Habían dado unos veinte pasos cuando la niebla se replegó misteriosamente para dejar al descubierto delante de ellos un tramo de calle adoquinada. Will limpió con rapidez la humedad de los cristales de su máscara, y sus ojos siguieron el frente de niebla en retirada. Poco a poco se hicieron visibles los lados de la calle y las fachadas de los edificios más cercanos. Los dos sintieron un inmenso alivio al ver que su inmediato entorno quedaba visible por primera vez desde que entraran en la ciudad.
Pero en ese momento vieron algo que les heló la sangre.
Allí estaban, a menos de diez metros de distancia, como una visión horriblemente clara y real: una patrulla de ocho styx desplegados en abanico al otro lado de la calle.
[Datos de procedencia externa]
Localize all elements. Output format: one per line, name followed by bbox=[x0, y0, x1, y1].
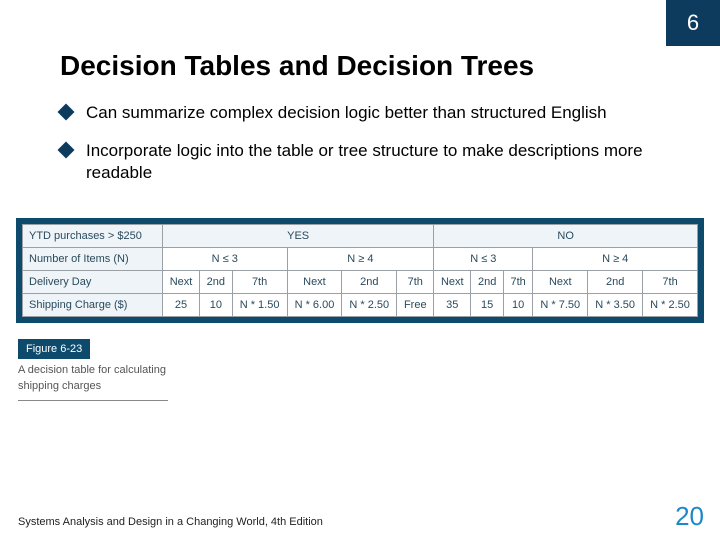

Estaban inmóviles, como depredadores al acecho, mirando a los chicos a través de las gafas redondas mientras ellos, anonadados, les devolvían la mirada.
Con sus gabanes largos de rayas verdes y grises, los extraños casquetes en la cabeza y las siniestras máscaras para respirar, eran como espectros de una pesadilla futurista. Uno de ellos sujetaba con una gruesa correa de cuero un perro de presa de aspecto feroz. El perro tiraba de la correa hasta casi ahogarse. La lengua le colgaba de manera obscena de las monstruosas fauces. Olfateó bruscamente, y de inmediato apuntó la cabeza en dirección a los chicos. En un instante, sus ojos negros y redondos los identificaron como presas. Con un gruñido sordo, profundo, estiró los labios para mostrar unos dientes amarillos, enormes, que chorreaban saliva de pura excitación. La correa se aflojó en el momento en el que el animal se agachaba, preparándose para atacar.
Pero nadie hizo ningún movimiento. Como si el tiempo se hubiera parado, los dos grupos se limitaron a mantenerse donde estaban y a mirarse, previendo en silencio, con horror o con ansia, lo que iba a ocurrir.